New Delhi/Washington: The US government and the Taliban, by the end of this month, are to sign their peace treaty which includes a plan for a week-long ceasefire and withdrawal of all American troops from Afghanistan over a period of 18 months.
Top sources involved in the negotiations between the US and the Taliban in Qatar, told IANS that the two sides have agreed to sign the peace deal on February 29, just four days after President Donald Trump concludes his trip to India.
The deal, which the Trump administration has been negotiating for long, includes talks between the Taliban and the Afghan government under President Ashraf Ghani which are to begin on March 10.
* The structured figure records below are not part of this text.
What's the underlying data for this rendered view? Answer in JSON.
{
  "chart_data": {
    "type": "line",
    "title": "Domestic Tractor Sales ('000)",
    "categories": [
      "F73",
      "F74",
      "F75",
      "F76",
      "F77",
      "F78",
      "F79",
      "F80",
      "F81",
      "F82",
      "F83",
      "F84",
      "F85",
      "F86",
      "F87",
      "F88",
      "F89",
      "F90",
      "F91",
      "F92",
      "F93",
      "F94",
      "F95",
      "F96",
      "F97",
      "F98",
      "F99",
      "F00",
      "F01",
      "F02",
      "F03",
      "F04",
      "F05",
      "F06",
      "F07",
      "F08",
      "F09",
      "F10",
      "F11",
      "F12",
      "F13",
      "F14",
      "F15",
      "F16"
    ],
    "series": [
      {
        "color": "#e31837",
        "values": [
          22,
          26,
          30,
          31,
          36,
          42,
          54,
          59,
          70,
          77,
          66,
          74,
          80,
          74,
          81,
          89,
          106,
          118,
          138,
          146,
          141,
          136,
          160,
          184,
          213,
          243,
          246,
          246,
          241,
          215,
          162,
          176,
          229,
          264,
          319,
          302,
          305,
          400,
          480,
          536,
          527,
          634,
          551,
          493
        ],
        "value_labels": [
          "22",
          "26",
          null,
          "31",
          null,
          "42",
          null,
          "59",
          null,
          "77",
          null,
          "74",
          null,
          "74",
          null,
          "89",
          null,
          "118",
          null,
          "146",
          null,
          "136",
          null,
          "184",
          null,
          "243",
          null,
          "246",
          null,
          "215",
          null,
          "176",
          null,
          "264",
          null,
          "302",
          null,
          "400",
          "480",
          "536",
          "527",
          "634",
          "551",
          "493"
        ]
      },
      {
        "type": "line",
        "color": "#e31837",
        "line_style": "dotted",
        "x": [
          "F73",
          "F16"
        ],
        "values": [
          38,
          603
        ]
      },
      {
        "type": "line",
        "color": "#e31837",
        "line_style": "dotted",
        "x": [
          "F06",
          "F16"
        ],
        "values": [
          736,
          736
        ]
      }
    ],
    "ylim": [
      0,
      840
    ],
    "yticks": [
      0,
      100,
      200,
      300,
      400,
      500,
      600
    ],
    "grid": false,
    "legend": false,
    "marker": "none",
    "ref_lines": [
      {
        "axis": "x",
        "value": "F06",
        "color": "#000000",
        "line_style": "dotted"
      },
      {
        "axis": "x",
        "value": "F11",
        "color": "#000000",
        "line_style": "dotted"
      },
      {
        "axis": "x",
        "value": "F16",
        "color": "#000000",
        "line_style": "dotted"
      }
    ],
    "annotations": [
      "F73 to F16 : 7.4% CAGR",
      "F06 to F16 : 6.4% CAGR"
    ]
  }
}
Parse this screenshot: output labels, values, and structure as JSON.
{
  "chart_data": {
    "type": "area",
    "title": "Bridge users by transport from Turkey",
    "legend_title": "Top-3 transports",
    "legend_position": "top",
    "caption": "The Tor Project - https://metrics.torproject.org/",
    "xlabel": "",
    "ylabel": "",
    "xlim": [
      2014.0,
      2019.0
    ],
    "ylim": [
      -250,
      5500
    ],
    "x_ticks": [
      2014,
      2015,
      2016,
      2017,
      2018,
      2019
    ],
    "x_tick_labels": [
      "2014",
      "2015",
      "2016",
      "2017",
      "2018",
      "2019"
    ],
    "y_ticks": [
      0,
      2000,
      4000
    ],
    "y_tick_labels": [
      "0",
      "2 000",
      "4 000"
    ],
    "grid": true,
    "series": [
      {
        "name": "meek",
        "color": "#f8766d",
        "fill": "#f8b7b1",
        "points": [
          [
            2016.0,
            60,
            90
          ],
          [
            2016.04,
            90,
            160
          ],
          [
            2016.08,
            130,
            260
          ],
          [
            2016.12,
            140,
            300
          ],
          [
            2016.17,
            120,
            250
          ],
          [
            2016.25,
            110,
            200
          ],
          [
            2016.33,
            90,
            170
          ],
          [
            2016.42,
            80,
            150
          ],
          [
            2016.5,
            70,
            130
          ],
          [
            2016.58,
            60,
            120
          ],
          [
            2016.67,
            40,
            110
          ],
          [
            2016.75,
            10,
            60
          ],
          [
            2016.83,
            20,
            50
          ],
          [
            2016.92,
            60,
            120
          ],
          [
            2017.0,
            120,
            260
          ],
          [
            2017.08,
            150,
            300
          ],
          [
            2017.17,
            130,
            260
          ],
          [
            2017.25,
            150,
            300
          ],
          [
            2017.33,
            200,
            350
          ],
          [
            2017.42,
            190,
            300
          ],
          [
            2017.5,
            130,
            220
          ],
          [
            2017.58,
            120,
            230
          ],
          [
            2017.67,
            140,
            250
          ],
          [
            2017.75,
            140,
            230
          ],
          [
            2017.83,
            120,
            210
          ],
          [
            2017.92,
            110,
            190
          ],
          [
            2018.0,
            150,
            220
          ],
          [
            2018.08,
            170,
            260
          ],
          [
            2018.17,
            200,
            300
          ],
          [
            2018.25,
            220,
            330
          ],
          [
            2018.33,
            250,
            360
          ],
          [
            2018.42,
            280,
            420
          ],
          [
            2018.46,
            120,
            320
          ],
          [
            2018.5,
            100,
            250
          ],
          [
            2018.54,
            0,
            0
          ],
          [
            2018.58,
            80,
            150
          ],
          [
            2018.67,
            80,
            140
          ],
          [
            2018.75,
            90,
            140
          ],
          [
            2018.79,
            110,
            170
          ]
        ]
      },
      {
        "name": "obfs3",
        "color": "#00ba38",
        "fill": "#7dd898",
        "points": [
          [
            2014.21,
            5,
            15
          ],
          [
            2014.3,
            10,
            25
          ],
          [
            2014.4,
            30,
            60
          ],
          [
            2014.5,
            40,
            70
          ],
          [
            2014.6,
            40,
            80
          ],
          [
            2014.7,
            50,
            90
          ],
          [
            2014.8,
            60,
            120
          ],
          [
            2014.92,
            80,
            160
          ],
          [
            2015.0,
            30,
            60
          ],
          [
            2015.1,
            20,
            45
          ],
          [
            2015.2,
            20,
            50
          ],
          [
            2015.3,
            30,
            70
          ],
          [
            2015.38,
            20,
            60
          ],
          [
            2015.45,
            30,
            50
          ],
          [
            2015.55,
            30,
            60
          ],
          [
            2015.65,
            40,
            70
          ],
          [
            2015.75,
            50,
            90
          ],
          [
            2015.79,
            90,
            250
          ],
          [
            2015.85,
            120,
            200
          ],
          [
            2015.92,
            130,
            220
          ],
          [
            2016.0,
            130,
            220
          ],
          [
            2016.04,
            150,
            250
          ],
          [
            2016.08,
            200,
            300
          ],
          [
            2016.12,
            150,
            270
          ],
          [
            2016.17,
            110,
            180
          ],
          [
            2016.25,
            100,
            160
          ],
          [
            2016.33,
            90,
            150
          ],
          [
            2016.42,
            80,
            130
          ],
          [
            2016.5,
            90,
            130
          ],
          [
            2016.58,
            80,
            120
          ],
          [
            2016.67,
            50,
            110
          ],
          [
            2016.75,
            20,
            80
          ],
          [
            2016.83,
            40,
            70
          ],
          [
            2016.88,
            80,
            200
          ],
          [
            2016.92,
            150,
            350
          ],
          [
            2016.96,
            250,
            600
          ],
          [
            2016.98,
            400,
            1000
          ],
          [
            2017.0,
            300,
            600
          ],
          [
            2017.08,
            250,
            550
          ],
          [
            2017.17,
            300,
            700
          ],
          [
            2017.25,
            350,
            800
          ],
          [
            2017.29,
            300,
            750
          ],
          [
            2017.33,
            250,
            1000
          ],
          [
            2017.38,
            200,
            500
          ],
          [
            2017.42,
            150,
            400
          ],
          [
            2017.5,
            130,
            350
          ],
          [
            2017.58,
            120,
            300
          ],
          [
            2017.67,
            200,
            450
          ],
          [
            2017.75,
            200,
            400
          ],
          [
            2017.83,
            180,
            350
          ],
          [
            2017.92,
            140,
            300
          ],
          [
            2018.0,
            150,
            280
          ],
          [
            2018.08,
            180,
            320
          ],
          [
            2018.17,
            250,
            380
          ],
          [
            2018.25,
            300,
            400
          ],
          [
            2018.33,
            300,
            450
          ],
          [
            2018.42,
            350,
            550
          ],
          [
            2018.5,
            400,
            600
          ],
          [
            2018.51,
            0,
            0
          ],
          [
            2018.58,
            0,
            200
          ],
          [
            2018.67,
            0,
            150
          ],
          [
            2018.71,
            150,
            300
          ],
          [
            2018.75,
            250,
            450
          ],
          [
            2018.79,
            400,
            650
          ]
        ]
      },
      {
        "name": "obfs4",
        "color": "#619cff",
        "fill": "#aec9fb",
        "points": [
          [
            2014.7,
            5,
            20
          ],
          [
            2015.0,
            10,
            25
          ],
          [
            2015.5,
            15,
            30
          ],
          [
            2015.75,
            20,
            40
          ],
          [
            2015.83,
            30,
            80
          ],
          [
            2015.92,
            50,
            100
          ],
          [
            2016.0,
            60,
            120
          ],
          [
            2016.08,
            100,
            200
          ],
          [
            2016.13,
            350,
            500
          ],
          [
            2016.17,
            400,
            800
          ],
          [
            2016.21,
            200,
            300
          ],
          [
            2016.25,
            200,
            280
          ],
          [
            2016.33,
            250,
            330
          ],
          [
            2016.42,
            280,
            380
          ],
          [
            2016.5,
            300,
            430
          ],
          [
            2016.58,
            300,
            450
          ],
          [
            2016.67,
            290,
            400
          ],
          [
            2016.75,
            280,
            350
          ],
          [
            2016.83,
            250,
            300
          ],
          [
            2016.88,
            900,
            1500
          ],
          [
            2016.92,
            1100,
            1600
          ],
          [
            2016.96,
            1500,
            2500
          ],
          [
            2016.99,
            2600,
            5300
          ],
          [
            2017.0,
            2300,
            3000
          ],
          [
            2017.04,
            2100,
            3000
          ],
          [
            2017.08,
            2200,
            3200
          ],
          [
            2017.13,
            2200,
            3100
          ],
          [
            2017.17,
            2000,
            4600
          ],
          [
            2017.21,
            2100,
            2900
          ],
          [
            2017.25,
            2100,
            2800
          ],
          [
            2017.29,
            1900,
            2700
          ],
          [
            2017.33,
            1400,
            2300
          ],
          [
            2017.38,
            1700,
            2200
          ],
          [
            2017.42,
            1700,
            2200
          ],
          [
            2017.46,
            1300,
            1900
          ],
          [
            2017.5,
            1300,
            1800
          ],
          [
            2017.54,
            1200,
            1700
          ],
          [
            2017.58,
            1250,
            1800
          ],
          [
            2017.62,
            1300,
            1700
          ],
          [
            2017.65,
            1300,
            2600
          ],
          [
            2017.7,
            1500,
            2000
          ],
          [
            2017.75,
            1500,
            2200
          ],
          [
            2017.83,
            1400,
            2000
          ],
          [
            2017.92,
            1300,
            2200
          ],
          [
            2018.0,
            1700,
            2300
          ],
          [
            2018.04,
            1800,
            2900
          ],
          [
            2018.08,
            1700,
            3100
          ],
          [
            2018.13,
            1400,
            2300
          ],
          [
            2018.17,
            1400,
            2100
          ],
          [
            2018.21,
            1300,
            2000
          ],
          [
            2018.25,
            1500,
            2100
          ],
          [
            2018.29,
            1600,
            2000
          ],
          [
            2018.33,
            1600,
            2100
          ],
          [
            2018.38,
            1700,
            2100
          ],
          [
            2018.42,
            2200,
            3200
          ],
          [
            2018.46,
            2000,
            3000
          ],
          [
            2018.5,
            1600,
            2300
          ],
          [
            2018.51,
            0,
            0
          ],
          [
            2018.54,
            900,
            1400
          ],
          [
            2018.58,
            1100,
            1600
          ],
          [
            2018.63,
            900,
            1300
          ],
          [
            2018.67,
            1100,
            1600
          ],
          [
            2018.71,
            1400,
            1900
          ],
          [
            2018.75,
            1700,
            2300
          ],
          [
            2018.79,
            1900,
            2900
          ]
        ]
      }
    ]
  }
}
The Afghan government had stayed away from the US-Taliban negotiations, due to strong reservations about the militant group’s religious extremism and violence.
The sources said that the US, as per the treaty, has also agreed to release 5,000 Taliban prisoners between February 29 and March 10.
“That is a huge concession,” sources based in Kabul said.
The Taliban on the other hand has consented to a week-long ceasefire when neither they nor the US troops will conduct any operations.
“Both sides have succeeded in defining what reduction of violence would entail,” a source in Qatar said.
The negotiations for the peace deal, after they were resumed after four months in January this year, had been stuck over the disagreement on the definition of “reduction in violence”.
The Trump administration has committed itself to withdraw all its forces from the war-torn country over a period of 18 months.
The US and NATO forces launched a war against terror in Afghanistan 18 years ago after the global Islamist terror group Al Qaeda sheltered and supported by Taliban attacked the US on September 11, 2001.
America has around 11,000 troops in Afghanistan and has been gradually withdrawing forces.
President Trump, who is running for re-election later this year, during his last election campaign promised that he will end America’s wars and bring back US troops home.